Social Computing Seminar
Social Computing embodies the intricate interplay between evolving computational systems and dynamic societal behaviors. This field examines how technology can be crafted to interpret and enhance human interactions and observes these systems’ transformative influence on our social fabric.
Datenbanken und Informationssysteme
Die Vorlesung “Datenbanken und Informationssysteme” gibt einen einführenden Überblick über Datenbanken und ihre Verwendung in Informationssystemen.
Data Stream Management and Analysis
In many fields today data is produced continuously, potentially unbounded, and at high rates, which is termed as data stream. Applications in smart manufacturing, aerospace, particle physics, or stock exchange trading have a high demand to handle and analyze the massive data streams created. Due to their challenging characteristics specific technologies and methods for data management and analysis have been developed. In this course, you will get a deep understanding of these principles and techniques, such as query processing and optimization or data stream mining.

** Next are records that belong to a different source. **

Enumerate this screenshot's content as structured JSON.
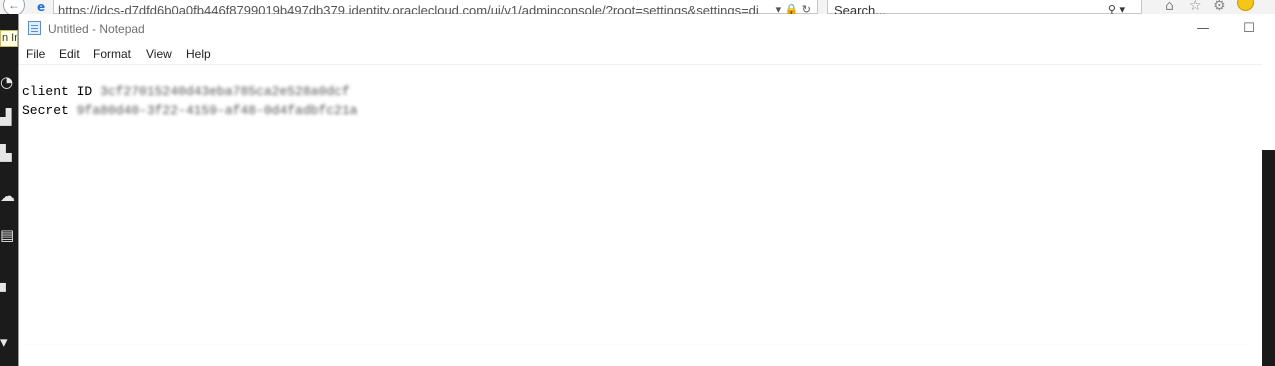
{
  "browser": {
    "url": "https://idcs-d7dfd6b0a0fb446f8799019b497db379.identity.oraclecloud.com/ui/v1/adminconsole/?root=settings&settings=directory",
    "url_controls": "▾ 🔒 ↻",
    "search_placeholder": "Search...",
    "search_icon": "⚲ ▾",
    "tooltip_fragment": "n In"
  },
  "notepad": {
    "title": "Untitled - Notepad",
    "menu": [
      "File",
      "Edit",
      "Format",
      "View",
      "Help"
    ],
    "lines": [
      {
        "label": "client ID ",
        "value": "3cf27015240d43eba785ca2e528a0dcf"
      },
      {
        "label": "Secret ",
        "value": "9fa80d40-3f22-4159-af48-0d4fadbfc21a"
      }
    ],
    "minimize_glyph": "—",
    "maximize_glyph": "☐"
  },
  "icons": {
    "back": "search-back-icon",
    "ie": "internet-explorer-icon",
    "notepad": "notepad-icon"
  },
  "colors": {
    "taskbar": "#1b1b1b",
    "tooltip": "#ffffe1",
    "ie_blue": "#1e73d2",
    "smiley": "#f5c518"
  }
}
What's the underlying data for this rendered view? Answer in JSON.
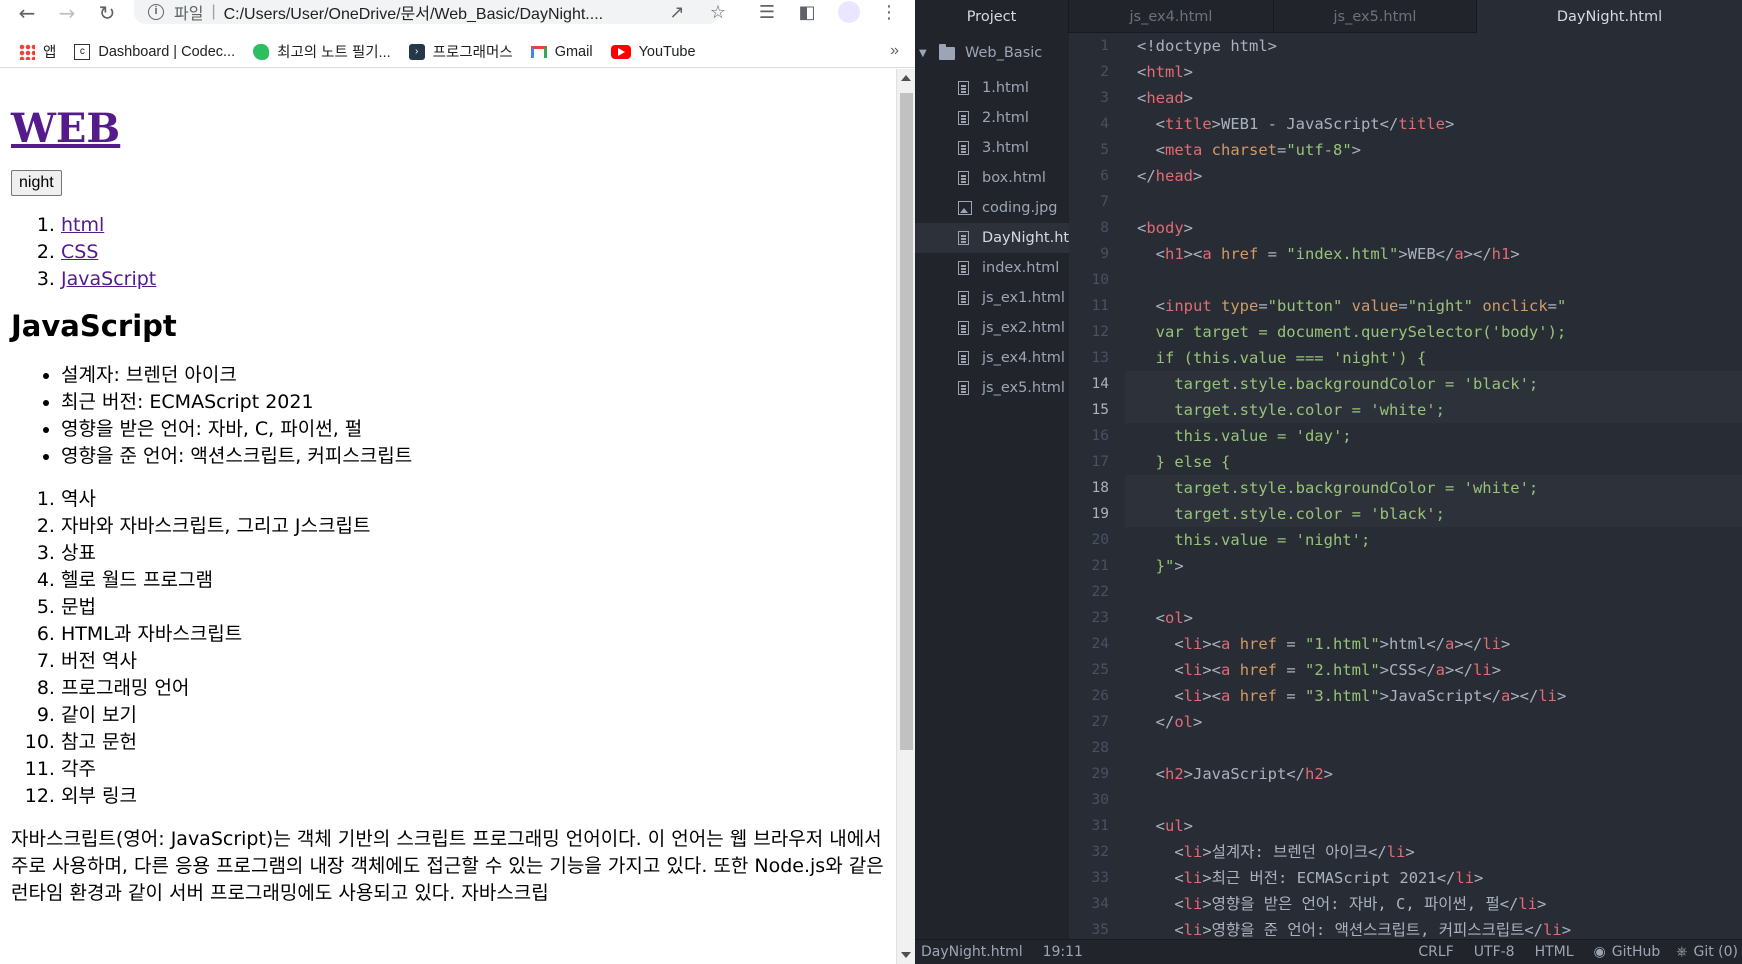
{
  "browser": {
    "address": {
      "scheme_label": "파일",
      "url": "C:/Users/User/OneDrive/문서/Web_Basic/DayNight...."
    },
    "bookmarks": [
      {
        "label": "앱",
        "icon": "apps-grid-icon"
      },
      {
        "label": "Dashboard | Codec...",
        "icon": "codecademy-icon"
      },
      {
        "label": "최고의 노트 필기...",
        "icon": "evernote-icon"
      },
      {
        "label": "프로그래머스",
        "icon": "programmers-icon"
      },
      {
        "label": "Gmail",
        "icon": "gmail-icon"
      },
      {
        "label": "YouTube",
        "icon": "youtube-icon"
      }
    ],
    "bookmarks_more": "»"
  },
  "page": {
    "title_link": "WEB",
    "night_button": "night",
    "links": [
      "html",
      "CSS",
      "JavaScript"
    ],
    "heading": "JavaScript",
    "facts": [
      "설계자: 브렌던 아이크",
      "최근 버전: ECMAScript 2021",
      "영향을 받은 언어: 자바, C, 파이썬, 펄",
      "영향을 준 언어: 액션스크립트, 커피스크립트"
    ],
    "toc": [
      "역사",
      "자바와 자바스크립트, 그리고 J스크립트",
      "상표",
      "헬로 월드 프로그램",
      "문법",
      "HTML과 자바스크립트",
      "버전 역사",
      "프로그래밍 언어",
      "같이 보기",
      "참고 문헌",
      "각주",
      "외부 링크"
    ],
    "paragraph": "자바스크립트(영어: JavaScript)는 객체 기반의 스크립트 프로그래밍 언어이다. 이 언어는 웹 브라우저 내에서 주로 사용하며, 다른 응용 프로그램의 내장 객체에도 접근할 수 있는 기능을 가지고 있다. 또한 Node.js와 같은 런타임 환경과 같이 서버 프로그래밍에도 사용되고 있다. 자바스크립"
  },
  "editor": {
    "project_tab": "Project",
    "tabs": [
      "js_ex4.html",
      "js_ex5.html",
      "DayNight.html"
    ],
    "active_tab": "DayNight.html",
    "tree_root": "Web_Basic",
    "files": [
      {
        "name": "1.html",
        "icon": "file-icon"
      },
      {
        "name": "2.html",
        "icon": "file-icon"
      },
      {
        "name": "3.html",
        "icon": "file-icon"
      },
      {
        "name": "box.html",
        "icon": "file-icon"
      },
      {
        "name": "coding.jpg",
        "icon": "image-icon"
      },
      {
        "name": "DayNight.htm",
        "icon": "file-icon"
      },
      {
        "name": "index.html",
        "icon": "file-icon"
      },
      {
        "name": "js_ex1.html",
        "icon": "file-icon"
      },
      {
        "name": "js_ex2.html",
        "icon": "file-icon"
      },
      {
        "name": "js_ex4.html",
        "icon": "file-icon"
      },
      {
        "name": "js_ex5.html",
        "icon": "file-icon"
      }
    ],
    "selected_file": "DayNight.htm",
    "current_lines": [
      14,
      15,
      18,
      19
    ],
    "code": [
      [
        [
          "p",
          "<!doctype html>"
        ]
      ],
      [
        [
          "p",
          "<"
        ],
        [
          "t",
          "html"
        ],
        [
          "p",
          ">"
        ]
      ],
      [
        [
          "p",
          "<"
        ],
        [
          "t",
          "head"
        ],
        [
          "p",
          ">"
        ]
      ],
      [
        [
          "p",
          "  <"
        ],
        [
          "t",
          "title"
        ],
        [
          "p",
          ">WEB1 - JavaScript</"
        ],
        [
          "t",
          "title"
        ],
        [
          "p",
          ">"
        ]
      ],
      [
        [
          "p",
          "  <"
        ],
        [
          "t",
          "meta "
        ],
        [
          "a",
          "charset"
        ],
        [
          "p",
          "="
        ],
        [
          "s",
          "\"utf-8\""
        ],
        [
          "p",
          ">"
        ]
      ],
      [
        [
          "p",
          "</"
        ],
        [
          "t",
          "head"
        ],
        [
          "p",
          ">"
        ]
      ],
      [
        [
          "p",
          ""
        ]
      ],
      [
        [
          "p",
          "<"
        ],
        [
          "t",
          "body"
        ],
        [
          "p",
          ">"
        ]
      ],
      [
        [
          "p",
          "  <"
        ],
        [
          "t",
          "h1"
        ],
        [
          "p",
          "><"
        ],
        [
          "t",
          "a "
        ],
        [
          "a",
          "href"
        ],
        [
          "p",
          " = "
        ],
        [
          "s",
          "\"index.html\""
        ],
        [
          "p",
          ">WEB</"
        ],
        [
          "t",
          "a"
        ],
        [
          "p",
          "></"
        ],
        [
          "t",
          "h1"
        ],
        [
          "p",
          ">"
        ]
      ],
      [
        [
          "p",
          ""
        ]
      ],
      [
        [
          "p",
          "  <"
        ],
        [
          "t",
          "input "
        ],
        [
          "a",
          "type"
        ],
        [
          "p",
          "="
        ],
        [
          "s",
          "\"button\" "
        ],
        [
          "a",
          "value"
        ],
        [
          "p",
          "="
        ],
        [
          "s",
          "\"night\" "
        ],
        [
          "a",
          "onclick"
        ],
        [
          "p",
          "="
        ],
        [
          "s",
          "\""
        ]
      ],
      [
        [
          "s",
          "  var target = document.querySelector('body');"
        ]
      ],
      [
        [
          "s",
          "  if (this.value === 'night') {"
        ]
      ],
      [
        [
          "s",
          "    target.style.backgroundColor = 'black';"
        ]
      ],
      [
        [
          "s",
          "    target.style.color = 'white';"
        ]
      ],
      [
        [
          "s",
          "    this.value = 'day';"
        ]
      ],
      [
        [
          "s",
          "  } else {"
        ]
      ],
      [
        [
          "s",
          "    target.style.backgroundColor = 'white';"
        ]
      ],
      [
        [
          "s",
          "    target.style.color = 'black';"
        ]
      ],
      [
        [
          "s",
          "    this.value = 'night';"
        ]
      ],
      [
        [
          "s",
          "  }\""
        ],
        [
          "p",
          ">"
        ]
      ],
      [
        [
          "p",
          ""
        ]
      ],
      [
        [
          "p",
          "  <"
        ],
        [
          "t",
          "ol"
        ],
        [
          "p",
          ">"
        ]
      ],
      [
        [
          "p",
          "    <"
        ],
        [
          "t",
          "li"
        ],
        [
          "p",
          "><"
        ],
        [
          "t",
          "a "
        ],
        [
          "a",
          "href"
        ],
        [
          "p",
          " = "
        ],
        [
          "s",
          "\"1.html\""
        ],
        [
          "p",
          ">html</"
        ],
        [
          "t",
          "a"
        ],
        [
          "p",
          "></"
        ],
        [
          "t",
          "li"
        ],
        [
          "p",
          ">"
        ]
      ],
      [
        [
          "p",
          "    <"
        ],
        [
          "t",
          "li"
        ],
        [
          "p",
          "><"
        ],
        [
          "t",
          "a "
        ],
        [
          "a",
          "href"
        ],
        [
          "p",
          " = "
        ],
        [
          "s",
          "\"2.html\""
        ],
        [
          "p",
          ">CSS</"
        ],
        [
          "t",
          "a"
        ],
        [
          "p",
          "></"
        ],
        [
          "t",
          "li"
        ],
        [
          "p",
          ">"
        ]
      ],
      [
        [
          "p",
          "    <"
        ],
        [
          "t",
          "li"
        ],
        [
          "p",
          "><"
        ],
        [
          "t",
          "a "
        ],
        [
          "a",
          "href"
        ],
        [
          "p",
          " = "
        ],
        [
          "s",
          "\"3.html\""
        ],
        [
          "p",
          ">JavaScript</"
        ],
        [
          "t",
          "a"
        ],
        [
          "p",
          "></"
        ],
        [
          "t",
          "li"
        ],
        [
          "p",
          ">"
        ]
      ],
      [
        [
          "p",
          "  </"
        ],
        [
          "t",
          "ol"
        ],
        [
          "p",
          ">"
        ]
      ],
      [
        [
          "p",
          ""
        ]
      ],
      [
        [
          "p",
          "  <"
        ],
        [
          "t",
          "h2"
        ],
        [
          "p",
          ">JavaScript</"
        ],
        [
          "t",
          "h2"
        ],
        [
          "p",
          ">"
        ]
      ],
      [
        [
          "p",
          ""
        ]
      ],
      [
        [
          "p",
          "  <"
        ],
        [
          "t",
          "ul"
        ],
        [
          "p",
          ">"
        ]
      ],
      [
        [
          "p",
          "    <"
        ],
        [
          "t",
          "li"
        ],
        [
          "p",
          ">설계자: 브렌던 아이크</"
        ],
        [
          "t",
          "li"
        ],
        [
          "p",
          ">"
        ]
      ],
      [
        [
          "p",
          "    <"
        ],
        [
          "t",
          "li"
        ],
        [
          "p",
          ">최근 버전: ECMAScript 2021</"
        ],
        [
          "t",
          "li"
        ],
        [
          "p",
          ">"
        ]
      ],
      [
        [
          "p",
          "    <"
        ],
        [
          "t",
          "li"
        ],
        [
          "p",
          ">영향을 받은 언어: 자바, C, 파이썬, 펄</"
        ],
        [
          "t",
          "li"
        ],
        [
          "p",
          ">"
        ]
      ],
      [
        [
          "p",
          "    <"
        ],
        [
          "t",
          "li"
        ],
        [
          "p",
          ">영향을 준 언어: 액션스크립트, 커피스크립트</"
        ],
        [
          "t",
          "li"
        ],
        [
          "p",
          ">"
        ]
      ]
    ],
    "status": {
      "file": "DayNight.html",
      "cursor": "19:11",
      "line_ending": "CRLF",
      "encoding": "UTF-8",
      "grammar": "HTML",
      "github": "GitHub",
      "git": "Git (0)"
    }
  },
  "colors": {
    "editor_bg": "#282c34",
    "tag": "#e06c75",
    "attribute": "#d19a66",
    "string": "#98c379",
    "visited_link": "#551a8b"
  }
}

Seminar Computational Biomedicine
Integration of machine learning with medical data analysis is an essential block in the process of finding patient biomarkers used for clinical studies with a vision to improve cancer treatments. One such example is the application of personalized medicine, being one of the cornerstones for improving cancer patient care. In this Seminar, we will focus on the algorithmic and machine learning aspects of handling high throughput and high dimensional molecular data in the field of computation biomedicine.